Mutualisms between plants and nitrogen fixer bacteria are an important ecological and economic interaction. The bacteria are sheltered in root nodules where they perform nitrogen fixation (NF), in exchange for carbon. NF is a costly process and bacteria may cheat their plant partners by fixing less nitrogen. Many studies focus on how the plant-bacteria interaction persists despite cheaters. However, little is known about how the bacteria genes involved in this interaction—related to nodulation and NF—became stable. These genes can bring benefits to the bacteria, like nitrogen itself and carbon from the plant. They can be in different plasmids, in the same plasmid, or even incorporated into the bacterial chromosome.
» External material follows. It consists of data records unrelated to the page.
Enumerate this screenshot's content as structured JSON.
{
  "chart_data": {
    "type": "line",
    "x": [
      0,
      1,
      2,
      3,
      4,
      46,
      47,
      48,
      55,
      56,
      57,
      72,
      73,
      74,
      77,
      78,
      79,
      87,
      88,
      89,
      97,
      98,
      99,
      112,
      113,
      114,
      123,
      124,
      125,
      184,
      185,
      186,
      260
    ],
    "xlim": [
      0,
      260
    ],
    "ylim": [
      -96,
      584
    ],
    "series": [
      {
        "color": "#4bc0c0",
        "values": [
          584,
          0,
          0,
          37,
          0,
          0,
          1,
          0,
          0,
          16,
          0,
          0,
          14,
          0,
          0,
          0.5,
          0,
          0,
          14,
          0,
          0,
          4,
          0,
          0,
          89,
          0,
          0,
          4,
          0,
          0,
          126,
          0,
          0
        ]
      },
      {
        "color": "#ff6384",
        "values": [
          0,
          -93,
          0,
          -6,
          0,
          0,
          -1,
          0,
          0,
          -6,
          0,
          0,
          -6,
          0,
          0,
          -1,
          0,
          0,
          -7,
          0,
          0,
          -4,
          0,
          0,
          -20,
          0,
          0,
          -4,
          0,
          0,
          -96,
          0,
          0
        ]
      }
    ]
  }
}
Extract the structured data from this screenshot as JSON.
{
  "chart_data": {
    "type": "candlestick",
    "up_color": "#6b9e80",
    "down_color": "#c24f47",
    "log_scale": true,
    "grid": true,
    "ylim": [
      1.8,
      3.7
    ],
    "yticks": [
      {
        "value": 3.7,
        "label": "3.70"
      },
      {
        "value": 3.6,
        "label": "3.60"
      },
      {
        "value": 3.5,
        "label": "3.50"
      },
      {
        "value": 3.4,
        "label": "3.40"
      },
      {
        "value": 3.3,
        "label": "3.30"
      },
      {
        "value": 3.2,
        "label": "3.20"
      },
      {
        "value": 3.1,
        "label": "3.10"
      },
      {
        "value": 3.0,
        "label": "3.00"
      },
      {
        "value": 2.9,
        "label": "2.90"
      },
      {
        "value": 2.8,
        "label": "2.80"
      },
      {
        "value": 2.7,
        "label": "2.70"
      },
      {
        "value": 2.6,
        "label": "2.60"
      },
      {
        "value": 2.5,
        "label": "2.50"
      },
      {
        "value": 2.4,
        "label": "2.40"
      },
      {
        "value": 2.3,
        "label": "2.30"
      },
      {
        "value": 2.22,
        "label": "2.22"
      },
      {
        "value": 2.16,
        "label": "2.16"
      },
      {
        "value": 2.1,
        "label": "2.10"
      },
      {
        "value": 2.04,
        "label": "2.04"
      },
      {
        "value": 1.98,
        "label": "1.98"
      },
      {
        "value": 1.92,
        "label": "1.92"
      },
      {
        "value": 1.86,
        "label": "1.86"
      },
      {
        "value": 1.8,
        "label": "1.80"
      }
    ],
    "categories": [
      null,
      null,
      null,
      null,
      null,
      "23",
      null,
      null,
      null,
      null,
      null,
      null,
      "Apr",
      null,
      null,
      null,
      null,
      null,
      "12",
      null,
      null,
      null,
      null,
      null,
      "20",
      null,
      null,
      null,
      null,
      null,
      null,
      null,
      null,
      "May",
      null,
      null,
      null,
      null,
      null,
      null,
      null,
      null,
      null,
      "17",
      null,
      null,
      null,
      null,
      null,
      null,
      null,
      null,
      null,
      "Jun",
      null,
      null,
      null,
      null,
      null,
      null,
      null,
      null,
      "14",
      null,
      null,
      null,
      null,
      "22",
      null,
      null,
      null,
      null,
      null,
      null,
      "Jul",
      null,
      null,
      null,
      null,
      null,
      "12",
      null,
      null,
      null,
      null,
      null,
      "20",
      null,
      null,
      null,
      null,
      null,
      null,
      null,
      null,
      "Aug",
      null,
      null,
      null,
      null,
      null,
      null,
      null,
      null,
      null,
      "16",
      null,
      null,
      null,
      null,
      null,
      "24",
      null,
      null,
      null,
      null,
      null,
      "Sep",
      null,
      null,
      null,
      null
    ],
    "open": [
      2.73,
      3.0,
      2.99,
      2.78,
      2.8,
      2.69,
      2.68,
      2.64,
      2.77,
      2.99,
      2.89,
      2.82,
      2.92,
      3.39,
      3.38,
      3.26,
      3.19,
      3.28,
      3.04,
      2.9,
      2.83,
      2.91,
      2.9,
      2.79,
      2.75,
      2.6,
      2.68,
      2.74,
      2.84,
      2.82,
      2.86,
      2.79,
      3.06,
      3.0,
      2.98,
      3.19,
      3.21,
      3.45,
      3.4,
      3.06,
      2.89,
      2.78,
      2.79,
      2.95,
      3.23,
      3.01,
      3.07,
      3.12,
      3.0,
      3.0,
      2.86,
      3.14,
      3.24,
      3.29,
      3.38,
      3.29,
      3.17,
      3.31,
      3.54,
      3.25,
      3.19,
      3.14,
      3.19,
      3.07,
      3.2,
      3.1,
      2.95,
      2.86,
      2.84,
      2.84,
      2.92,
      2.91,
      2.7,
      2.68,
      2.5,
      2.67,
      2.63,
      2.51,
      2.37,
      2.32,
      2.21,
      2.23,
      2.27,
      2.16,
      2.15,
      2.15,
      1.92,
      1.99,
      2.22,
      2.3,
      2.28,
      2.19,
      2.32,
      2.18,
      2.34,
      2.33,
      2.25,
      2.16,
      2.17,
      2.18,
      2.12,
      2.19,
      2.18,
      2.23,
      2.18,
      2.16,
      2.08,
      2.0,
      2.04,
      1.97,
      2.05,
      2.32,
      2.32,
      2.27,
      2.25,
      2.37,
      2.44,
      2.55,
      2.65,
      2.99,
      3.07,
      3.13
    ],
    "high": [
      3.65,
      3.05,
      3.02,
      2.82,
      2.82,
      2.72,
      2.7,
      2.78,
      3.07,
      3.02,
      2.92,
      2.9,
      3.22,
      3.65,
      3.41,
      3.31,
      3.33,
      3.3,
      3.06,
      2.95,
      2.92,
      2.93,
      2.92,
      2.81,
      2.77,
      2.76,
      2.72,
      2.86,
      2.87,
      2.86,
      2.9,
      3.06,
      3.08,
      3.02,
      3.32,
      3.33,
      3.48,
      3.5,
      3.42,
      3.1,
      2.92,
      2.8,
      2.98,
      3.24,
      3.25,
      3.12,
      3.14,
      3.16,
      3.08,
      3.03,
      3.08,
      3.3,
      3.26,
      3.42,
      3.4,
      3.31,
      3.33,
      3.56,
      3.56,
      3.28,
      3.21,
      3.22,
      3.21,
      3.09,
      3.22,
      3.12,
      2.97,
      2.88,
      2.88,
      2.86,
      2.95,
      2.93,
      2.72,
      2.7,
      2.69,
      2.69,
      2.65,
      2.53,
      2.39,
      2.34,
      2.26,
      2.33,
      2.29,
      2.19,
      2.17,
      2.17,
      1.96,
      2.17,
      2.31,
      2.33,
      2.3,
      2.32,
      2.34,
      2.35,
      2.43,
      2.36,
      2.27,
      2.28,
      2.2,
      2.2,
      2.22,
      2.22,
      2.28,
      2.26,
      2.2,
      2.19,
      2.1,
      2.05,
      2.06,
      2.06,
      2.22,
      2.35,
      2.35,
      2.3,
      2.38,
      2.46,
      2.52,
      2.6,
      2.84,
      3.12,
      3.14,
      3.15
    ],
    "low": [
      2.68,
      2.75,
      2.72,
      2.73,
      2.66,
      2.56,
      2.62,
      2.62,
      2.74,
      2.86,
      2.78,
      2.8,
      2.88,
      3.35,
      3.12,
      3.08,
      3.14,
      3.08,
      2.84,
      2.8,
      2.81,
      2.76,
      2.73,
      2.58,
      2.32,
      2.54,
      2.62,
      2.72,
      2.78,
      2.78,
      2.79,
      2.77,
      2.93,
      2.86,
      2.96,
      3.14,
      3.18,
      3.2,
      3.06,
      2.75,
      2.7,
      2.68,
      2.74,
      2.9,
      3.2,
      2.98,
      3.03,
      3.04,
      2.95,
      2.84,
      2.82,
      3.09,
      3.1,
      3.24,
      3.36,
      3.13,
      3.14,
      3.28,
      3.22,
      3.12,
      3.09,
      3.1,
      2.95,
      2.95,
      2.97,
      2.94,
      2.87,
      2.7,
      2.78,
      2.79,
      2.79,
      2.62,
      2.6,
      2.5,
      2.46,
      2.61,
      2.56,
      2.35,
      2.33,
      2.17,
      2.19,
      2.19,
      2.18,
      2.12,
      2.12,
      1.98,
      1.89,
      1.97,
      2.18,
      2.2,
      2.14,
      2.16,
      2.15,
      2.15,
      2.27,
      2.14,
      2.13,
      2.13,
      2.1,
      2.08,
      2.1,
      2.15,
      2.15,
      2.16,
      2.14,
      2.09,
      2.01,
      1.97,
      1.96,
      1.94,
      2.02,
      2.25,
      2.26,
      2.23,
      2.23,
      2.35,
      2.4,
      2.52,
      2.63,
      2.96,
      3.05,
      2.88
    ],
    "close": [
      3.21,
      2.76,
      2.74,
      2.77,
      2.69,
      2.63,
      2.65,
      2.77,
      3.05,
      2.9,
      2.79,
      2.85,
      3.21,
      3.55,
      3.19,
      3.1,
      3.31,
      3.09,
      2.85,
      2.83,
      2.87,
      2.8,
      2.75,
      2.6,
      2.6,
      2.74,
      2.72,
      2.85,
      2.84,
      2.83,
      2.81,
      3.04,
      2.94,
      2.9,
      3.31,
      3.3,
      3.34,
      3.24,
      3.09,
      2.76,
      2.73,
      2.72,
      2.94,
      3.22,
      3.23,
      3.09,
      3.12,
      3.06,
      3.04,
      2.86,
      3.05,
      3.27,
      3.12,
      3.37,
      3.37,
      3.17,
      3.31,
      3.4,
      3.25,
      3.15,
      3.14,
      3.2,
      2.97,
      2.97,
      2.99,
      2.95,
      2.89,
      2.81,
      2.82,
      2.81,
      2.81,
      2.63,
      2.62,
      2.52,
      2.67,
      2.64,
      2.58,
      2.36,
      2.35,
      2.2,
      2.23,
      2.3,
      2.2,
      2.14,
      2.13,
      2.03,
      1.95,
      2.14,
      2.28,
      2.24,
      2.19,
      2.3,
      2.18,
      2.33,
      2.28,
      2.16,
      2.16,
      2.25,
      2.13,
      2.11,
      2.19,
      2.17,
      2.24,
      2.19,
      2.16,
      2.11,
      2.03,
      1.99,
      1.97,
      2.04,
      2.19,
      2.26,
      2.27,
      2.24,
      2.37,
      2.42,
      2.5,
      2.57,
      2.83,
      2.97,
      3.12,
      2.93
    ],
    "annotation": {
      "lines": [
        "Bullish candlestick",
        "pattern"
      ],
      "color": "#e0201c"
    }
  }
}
When these genes are in plasmids, they can be transmitted by horizontal genes transfer (HGT, or sexual reproduction). In HGT, the bacteria pays a cost due to plasmid reproduction. Plasmids can also spread by vertical transmission when the host bacteria reproduce. Thus, bacteria-plasmid interactions may be characterized as an ecological interaction, varying from antagonistic to mutualistic. We studied the importance of HGT to the interaction between the bacteria and plasmids involved in NF and nodulation. We made a theoretical model to understand how these genes are maintained in bacteria.
Results/Conclusions
When we consider only one plasmid interacting with the bacteria, it is a stable interaction if the benefits brought by the plasmid genes and the HGT rate are high enough. With two plasmids, we observe the least costly plasmid dominating in the bacteria population. However, if the HGT of the costliest plasmids is high enough, the population of bacteria will have both plasmids coexisting. If both plasmids present high HGT rates, the bacteria population is a mix of the two-plasmid bacteria, bacteria with the least costly plasmid, and plasmid-free bacteria. The incorporation of the least costly plasmid into chromosome (i.e., no HGT) also keeps the genes of both plasmids in the population. When both genes are incorporated into the chromosome, then bacteria with the least costly gene dominates the population. We believe HGT plays an important role in the ecological interaction of plasmids and bacteria. We believe that NF genes, likely the costliest ones, coexist with genes involved in the nodulation that are either on plasmids or in the chromosome. For its persistence in bacteria, the NF genes must have high HGT. Nitrogen availability and spatial distribution may change some of these results.